Знамена-то плардовские, а охрана не очень. Охрана скудновата – об этом я подумала еще перед отправкой.
- Венавийцы решили пободаться, - бормочу в свои растрепанные пышные волосы. – Обратились к наемникам. Сорвут поставку врагу, плеснут масла в отношения двух городов, а сами в стороне. Вот гадство!
Выпавший груз возвращен на место, поломка почти устранена. Вот-вот двинемся дальше.
- Нельзя ехать, Эйрик, - нервничаю я, хватая его за руку и отпуская, хватая и отпуская.

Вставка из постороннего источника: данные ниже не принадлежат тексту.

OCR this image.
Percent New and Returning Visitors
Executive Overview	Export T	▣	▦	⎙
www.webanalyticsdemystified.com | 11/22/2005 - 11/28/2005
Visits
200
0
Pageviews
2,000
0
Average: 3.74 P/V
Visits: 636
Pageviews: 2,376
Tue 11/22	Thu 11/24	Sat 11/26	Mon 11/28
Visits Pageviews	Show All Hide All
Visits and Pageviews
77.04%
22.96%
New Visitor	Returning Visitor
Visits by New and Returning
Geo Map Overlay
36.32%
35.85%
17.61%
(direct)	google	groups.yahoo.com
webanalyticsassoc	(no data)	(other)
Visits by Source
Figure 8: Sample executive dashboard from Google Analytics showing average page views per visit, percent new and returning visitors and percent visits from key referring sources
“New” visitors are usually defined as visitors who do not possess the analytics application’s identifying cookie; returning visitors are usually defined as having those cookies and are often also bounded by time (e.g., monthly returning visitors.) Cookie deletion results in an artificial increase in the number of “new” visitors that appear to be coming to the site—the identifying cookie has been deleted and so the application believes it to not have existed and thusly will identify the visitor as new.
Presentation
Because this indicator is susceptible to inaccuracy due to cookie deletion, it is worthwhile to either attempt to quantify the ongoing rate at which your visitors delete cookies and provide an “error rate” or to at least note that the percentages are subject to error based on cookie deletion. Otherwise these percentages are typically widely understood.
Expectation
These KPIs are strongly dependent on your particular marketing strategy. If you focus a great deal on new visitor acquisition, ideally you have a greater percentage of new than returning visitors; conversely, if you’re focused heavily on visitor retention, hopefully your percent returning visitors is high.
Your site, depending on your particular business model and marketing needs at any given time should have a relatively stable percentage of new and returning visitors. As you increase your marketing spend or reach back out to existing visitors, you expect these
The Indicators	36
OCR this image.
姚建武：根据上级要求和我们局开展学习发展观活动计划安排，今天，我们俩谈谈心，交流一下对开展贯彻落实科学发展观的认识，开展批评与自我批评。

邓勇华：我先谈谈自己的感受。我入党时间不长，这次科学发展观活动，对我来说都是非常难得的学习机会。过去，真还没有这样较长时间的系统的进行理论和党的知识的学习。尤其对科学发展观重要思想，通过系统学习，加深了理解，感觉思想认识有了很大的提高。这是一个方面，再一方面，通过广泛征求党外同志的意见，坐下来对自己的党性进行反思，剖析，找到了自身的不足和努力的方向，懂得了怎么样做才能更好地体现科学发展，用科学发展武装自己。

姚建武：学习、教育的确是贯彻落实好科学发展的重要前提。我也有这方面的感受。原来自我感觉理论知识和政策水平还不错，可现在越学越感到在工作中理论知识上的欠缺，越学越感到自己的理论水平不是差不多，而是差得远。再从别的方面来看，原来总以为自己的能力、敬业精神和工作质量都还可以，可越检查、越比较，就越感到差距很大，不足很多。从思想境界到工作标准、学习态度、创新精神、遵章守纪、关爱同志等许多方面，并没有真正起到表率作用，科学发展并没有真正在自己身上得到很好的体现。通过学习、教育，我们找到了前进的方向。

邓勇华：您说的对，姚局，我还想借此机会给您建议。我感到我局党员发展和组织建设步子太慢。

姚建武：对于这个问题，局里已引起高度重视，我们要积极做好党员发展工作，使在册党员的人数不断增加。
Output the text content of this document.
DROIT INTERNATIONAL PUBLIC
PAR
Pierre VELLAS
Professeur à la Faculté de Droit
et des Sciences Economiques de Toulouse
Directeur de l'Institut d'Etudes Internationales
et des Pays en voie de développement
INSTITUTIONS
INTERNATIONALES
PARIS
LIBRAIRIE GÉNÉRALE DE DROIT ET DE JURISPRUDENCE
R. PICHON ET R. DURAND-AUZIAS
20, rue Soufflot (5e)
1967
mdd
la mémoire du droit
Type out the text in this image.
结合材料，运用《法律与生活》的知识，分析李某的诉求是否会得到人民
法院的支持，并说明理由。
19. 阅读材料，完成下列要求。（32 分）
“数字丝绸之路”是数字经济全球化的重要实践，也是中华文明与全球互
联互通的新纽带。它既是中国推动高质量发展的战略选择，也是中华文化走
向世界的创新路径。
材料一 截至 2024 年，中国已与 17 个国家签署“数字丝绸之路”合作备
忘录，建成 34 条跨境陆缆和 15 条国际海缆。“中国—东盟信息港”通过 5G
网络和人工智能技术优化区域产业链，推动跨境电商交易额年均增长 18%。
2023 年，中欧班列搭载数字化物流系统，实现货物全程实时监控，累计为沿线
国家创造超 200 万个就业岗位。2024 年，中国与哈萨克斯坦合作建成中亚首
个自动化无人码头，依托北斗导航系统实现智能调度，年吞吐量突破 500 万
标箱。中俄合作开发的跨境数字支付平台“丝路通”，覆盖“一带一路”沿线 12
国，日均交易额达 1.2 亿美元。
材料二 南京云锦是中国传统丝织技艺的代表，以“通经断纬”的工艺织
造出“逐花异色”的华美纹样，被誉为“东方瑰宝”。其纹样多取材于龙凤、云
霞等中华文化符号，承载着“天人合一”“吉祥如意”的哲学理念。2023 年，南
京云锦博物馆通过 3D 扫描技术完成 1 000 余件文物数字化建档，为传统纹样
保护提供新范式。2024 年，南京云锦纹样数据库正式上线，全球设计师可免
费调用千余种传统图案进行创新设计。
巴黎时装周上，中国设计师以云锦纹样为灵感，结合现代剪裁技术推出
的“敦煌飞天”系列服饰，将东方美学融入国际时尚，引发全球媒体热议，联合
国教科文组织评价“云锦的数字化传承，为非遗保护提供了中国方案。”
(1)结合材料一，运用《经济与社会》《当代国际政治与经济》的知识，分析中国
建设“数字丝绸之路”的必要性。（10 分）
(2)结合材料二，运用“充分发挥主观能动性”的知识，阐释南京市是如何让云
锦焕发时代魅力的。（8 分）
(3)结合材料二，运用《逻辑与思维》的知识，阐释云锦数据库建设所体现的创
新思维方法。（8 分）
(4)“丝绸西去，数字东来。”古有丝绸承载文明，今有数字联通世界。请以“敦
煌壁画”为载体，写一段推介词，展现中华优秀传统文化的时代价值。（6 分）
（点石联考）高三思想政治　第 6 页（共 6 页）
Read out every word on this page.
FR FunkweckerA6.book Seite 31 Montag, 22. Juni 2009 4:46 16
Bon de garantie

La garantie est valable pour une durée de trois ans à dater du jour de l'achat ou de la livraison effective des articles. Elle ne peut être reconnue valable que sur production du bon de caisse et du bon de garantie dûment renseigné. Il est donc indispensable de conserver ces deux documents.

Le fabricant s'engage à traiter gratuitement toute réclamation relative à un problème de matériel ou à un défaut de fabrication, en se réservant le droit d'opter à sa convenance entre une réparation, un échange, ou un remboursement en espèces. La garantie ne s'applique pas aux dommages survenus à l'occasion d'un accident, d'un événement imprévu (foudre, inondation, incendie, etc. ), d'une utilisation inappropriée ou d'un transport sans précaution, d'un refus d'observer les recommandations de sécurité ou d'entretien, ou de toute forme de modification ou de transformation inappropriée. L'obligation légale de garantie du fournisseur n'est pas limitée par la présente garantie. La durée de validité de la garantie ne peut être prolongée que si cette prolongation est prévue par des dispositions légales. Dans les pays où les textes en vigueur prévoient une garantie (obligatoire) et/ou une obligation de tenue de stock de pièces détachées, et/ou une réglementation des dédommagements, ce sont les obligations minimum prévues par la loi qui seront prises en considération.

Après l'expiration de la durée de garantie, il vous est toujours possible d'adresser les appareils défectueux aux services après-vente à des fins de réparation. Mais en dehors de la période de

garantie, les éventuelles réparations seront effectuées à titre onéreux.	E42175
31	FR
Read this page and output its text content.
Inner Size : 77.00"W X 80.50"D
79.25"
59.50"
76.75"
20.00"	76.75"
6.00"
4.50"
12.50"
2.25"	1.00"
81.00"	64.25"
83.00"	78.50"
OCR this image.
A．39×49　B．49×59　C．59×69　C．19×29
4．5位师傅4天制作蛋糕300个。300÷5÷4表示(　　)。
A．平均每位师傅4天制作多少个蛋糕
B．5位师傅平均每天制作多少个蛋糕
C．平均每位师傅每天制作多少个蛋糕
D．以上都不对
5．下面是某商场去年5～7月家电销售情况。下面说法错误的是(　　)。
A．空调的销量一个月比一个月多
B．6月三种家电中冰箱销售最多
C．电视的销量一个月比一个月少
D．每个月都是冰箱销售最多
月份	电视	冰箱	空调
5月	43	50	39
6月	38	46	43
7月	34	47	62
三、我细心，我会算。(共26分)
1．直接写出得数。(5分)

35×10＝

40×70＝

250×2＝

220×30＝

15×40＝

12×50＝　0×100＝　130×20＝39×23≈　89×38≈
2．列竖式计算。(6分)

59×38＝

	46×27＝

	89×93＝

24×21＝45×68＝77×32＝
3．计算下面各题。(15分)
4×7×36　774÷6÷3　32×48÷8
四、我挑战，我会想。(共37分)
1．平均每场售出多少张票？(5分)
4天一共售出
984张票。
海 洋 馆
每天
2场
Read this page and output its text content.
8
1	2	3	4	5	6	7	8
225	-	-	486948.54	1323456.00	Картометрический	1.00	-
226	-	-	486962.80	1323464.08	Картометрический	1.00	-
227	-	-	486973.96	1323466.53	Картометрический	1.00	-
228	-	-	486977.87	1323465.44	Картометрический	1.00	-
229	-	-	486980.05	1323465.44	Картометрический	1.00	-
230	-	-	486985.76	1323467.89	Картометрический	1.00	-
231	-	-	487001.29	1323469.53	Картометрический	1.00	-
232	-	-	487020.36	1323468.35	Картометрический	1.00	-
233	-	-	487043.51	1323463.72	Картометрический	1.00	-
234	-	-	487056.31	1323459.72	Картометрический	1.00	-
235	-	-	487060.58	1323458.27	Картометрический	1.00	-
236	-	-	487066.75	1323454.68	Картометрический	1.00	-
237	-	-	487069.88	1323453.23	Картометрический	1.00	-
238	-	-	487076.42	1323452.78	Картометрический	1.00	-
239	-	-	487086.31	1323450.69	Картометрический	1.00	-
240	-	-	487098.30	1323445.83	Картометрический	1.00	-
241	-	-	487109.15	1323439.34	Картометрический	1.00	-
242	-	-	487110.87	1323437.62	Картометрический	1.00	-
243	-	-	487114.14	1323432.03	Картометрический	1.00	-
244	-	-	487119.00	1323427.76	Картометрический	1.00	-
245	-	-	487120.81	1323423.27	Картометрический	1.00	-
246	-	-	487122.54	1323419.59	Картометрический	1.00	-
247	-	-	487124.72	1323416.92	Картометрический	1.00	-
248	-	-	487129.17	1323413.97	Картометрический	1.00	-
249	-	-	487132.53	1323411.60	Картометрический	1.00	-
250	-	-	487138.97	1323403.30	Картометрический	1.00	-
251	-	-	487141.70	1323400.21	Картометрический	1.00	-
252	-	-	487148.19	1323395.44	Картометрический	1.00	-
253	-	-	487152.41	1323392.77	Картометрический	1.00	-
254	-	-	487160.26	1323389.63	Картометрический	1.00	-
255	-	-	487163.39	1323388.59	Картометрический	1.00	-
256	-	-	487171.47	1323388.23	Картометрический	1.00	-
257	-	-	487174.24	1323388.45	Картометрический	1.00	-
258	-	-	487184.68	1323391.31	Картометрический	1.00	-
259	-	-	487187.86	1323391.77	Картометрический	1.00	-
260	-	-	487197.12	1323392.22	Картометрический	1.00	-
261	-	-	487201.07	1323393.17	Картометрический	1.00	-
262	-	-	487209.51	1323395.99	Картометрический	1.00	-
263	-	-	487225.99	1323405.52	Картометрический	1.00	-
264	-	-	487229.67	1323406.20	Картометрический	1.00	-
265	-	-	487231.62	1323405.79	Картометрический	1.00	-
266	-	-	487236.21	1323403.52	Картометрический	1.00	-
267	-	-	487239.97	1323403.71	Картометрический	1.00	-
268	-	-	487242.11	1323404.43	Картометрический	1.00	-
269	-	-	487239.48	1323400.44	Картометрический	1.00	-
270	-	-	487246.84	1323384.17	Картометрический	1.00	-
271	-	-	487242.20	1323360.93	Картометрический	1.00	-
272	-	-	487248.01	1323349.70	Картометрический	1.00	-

Зрение находит сухого невысокого мужчину с улыбчивым морщинистым лицом – начальника нашего каравана. Он стоит поблизости, куря длинную папиросу и почесывая комариные укусы, и я, подобрав подол, весьма резво для своих объемов направляюсь к нему.
- Господин Бруст, - окрикиваю на ходу. – Я должна вам что-то сказать.
Он перестает почесываться, распрямляется передо мной. Его взгляд, как всегда, улыбается, и против его воли цепляется за мои лохматенькие усики.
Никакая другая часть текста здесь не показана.